Wolf Creek Inn State Heritage Site is a state park in the U.S. state of Oregon, administered by the Oregon Parks and Recreation Department.

==History==
The Wolf Creek Inn was built along the Applegate Trail in 1883 for Henry Smith, a local entrepreneur. It is the oldest continuously operating inn in the Pacific Northwest, and is the site where author Jack London completed his novel Valley of the Moon. The inn also housed actors from the early days of Hollywood when they wanted to escape from the film studios.

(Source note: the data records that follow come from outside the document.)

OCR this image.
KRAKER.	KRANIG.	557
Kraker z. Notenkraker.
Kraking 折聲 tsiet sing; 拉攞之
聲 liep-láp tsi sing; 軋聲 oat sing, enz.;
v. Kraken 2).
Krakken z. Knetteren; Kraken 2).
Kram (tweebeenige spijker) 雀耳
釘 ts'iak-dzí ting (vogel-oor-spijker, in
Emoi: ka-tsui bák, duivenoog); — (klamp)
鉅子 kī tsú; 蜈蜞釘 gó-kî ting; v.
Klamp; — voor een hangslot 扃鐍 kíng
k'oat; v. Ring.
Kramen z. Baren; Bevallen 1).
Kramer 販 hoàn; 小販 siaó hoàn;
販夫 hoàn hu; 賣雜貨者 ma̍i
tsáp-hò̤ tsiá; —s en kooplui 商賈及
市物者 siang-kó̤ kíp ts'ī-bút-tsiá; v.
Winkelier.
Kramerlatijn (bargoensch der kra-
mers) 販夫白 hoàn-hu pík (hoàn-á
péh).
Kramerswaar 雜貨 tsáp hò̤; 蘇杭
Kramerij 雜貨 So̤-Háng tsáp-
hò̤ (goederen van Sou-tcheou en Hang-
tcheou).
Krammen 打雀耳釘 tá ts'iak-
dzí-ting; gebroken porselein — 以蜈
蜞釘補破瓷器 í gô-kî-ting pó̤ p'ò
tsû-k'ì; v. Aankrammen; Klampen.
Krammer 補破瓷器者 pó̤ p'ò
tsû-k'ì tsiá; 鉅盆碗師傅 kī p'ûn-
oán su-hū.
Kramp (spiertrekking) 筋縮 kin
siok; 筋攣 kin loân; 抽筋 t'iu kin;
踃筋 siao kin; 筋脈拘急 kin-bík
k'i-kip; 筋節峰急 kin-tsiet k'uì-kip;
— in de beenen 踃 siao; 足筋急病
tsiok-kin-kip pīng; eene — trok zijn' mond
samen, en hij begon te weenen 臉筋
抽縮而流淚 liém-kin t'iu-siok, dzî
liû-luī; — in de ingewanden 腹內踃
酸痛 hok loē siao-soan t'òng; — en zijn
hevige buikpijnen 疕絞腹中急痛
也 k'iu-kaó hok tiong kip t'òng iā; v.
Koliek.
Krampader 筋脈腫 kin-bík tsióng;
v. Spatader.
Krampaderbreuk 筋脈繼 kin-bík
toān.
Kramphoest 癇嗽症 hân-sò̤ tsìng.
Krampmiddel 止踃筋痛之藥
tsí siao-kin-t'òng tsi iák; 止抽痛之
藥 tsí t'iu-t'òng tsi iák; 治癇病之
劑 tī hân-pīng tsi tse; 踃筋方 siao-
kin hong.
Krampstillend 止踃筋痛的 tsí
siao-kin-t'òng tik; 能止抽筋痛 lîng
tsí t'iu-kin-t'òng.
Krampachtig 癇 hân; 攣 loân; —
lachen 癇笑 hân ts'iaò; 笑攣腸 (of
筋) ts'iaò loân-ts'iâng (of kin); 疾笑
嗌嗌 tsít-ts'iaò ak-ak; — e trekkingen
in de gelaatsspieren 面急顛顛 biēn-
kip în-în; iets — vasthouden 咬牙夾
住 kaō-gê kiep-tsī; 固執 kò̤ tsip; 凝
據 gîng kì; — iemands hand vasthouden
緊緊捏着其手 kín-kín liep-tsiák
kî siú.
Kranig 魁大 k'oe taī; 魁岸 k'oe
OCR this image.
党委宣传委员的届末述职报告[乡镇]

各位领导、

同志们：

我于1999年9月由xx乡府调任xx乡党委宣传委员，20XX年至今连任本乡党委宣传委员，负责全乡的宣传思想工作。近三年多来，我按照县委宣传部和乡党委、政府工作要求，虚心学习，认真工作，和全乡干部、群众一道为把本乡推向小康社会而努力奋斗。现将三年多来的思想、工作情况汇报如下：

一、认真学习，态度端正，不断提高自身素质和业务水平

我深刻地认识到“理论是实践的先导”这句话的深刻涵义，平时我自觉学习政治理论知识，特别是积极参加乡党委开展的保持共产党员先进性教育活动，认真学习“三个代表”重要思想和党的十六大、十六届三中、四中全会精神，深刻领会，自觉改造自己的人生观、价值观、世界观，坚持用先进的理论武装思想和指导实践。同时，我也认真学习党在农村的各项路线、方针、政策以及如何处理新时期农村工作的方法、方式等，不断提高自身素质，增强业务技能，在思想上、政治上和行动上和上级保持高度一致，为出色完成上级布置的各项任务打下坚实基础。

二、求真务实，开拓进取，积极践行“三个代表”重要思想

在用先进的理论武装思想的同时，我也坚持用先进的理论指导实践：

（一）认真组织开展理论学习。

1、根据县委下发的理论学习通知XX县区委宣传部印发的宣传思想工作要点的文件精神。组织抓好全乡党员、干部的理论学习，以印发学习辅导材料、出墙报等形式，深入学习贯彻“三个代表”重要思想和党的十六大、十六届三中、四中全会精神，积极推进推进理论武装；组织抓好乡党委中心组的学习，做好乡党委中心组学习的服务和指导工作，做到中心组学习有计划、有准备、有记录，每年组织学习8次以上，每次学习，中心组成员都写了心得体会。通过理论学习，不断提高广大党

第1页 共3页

Celebrities Clark Gable, Carole Lombard, and Orson Welles stayed at the inn.

==Today==
It was added to the National Register of Historic Places as Wolf Creek Tavern in 1972. The inn was acquired by the Oregon Parks and Recreation Department in 1975. The tavern/restaurant and inn are still in operation.

==In the media==
===On television===
In 2014, the Wolf Creek Inn was featured on the TV series Mysteries at the Hotel (broadcast as Hotel Secrets & Legends) as a haunted location. The Wolf Creek Inn was also featured as a lockdown location on a season 15 episode of Ghost Adventures on the Travel Channel, where the crew investigated its many claims of paranormal activity.